No more CEO role for Byron Scott this season. As he opens his fourth training camp this morning as Nets' coach, Scott expects to take a more "hands-on" approach than the last two seasons in particular, when his teams reached the NBA Finals.

These Nets will bear more of his brand in part out of necessity, with assistants Eddie Jordan and Mike O'Koren gone. The Princeton offense that Jordan served as caretaker now belongs to Scott and his lone holdover assistant, Lawrence Frank, as new assistants Larry Drew and Don Newman learn it.

In another way, it's a matter of circumstance. Scott finds himself without a contract extension, in the final season of his initial deal, and with the shadow of his reported rift with Jason Kidd still lingering from the off-season.

Scott insists their relationship is fine and that walking the lame-duck tightrope does not matter to him.

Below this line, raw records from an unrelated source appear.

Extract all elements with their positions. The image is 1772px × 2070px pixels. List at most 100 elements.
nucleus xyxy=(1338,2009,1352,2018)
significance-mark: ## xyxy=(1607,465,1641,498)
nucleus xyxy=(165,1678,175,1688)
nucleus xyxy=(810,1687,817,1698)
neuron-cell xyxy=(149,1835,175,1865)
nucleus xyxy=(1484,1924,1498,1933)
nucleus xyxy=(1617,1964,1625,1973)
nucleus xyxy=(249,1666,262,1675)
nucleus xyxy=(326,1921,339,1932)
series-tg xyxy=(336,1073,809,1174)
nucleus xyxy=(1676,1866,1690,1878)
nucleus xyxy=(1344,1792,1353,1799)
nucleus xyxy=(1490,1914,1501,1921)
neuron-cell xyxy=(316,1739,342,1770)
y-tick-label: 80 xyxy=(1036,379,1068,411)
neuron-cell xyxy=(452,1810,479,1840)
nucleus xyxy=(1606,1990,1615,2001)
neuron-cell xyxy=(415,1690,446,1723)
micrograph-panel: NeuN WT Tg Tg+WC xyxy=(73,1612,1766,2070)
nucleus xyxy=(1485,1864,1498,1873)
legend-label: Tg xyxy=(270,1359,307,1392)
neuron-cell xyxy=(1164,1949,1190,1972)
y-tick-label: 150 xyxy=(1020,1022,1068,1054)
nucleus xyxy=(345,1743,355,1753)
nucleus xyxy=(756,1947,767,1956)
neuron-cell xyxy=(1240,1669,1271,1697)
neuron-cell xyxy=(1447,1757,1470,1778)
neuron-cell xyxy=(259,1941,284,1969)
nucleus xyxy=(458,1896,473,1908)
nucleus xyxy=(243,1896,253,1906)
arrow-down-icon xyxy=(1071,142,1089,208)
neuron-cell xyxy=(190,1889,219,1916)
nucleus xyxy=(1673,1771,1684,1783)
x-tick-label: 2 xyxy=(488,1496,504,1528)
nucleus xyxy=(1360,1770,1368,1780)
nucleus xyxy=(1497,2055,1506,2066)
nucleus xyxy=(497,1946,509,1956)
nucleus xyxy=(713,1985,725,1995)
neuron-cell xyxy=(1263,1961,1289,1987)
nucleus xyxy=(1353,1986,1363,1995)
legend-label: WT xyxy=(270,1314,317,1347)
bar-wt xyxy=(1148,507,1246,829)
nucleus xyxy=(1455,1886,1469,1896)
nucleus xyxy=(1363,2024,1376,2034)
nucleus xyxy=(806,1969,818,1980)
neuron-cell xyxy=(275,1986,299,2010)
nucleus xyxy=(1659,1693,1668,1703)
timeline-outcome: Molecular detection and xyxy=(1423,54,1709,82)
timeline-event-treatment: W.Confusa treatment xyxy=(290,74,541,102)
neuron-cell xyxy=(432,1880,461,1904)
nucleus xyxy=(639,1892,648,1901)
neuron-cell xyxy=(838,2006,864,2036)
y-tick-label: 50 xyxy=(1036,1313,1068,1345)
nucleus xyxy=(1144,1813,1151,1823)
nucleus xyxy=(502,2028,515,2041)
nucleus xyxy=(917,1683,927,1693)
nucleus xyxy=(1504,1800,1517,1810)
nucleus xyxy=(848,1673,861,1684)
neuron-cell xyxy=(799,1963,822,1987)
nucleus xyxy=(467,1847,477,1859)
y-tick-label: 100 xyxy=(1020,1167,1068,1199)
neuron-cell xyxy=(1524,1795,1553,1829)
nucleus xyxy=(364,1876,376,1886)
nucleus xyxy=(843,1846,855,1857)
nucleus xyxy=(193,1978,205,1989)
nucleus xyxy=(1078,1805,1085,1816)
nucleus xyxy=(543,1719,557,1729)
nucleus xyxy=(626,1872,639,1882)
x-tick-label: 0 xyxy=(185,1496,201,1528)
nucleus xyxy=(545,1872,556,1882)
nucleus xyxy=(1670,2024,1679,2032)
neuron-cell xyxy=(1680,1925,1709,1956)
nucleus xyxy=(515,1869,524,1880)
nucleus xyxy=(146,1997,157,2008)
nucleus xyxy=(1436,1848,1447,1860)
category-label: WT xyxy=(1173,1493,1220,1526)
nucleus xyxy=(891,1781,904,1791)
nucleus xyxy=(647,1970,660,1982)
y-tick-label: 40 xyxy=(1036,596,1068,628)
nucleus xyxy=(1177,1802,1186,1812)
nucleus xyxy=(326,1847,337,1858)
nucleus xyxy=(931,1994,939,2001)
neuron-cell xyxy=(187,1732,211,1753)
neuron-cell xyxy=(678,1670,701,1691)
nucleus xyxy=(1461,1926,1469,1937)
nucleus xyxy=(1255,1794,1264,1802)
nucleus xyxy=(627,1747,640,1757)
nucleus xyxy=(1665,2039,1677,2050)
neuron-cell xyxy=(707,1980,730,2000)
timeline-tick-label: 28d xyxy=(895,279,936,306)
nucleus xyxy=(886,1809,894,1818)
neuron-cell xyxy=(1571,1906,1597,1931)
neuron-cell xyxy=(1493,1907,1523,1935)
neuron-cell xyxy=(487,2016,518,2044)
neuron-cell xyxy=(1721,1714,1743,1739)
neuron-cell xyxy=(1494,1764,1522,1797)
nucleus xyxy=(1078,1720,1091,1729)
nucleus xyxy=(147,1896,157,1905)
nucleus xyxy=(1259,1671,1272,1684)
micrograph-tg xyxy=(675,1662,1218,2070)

Still, he expects to spend far more time in the trenches with his team, at least initially.

"I have to change obviously because I have two new guys [Drew and Newman] who don't know exactly everything that we do," said Scott, who opens camp today for players with four years or less experience before the rest of the roster reports Friday.

"It's going to take them a little bit of time. So obviously for me it's going to be much more hands-on the first two or three months until those guys get acclimated to how we're doing things."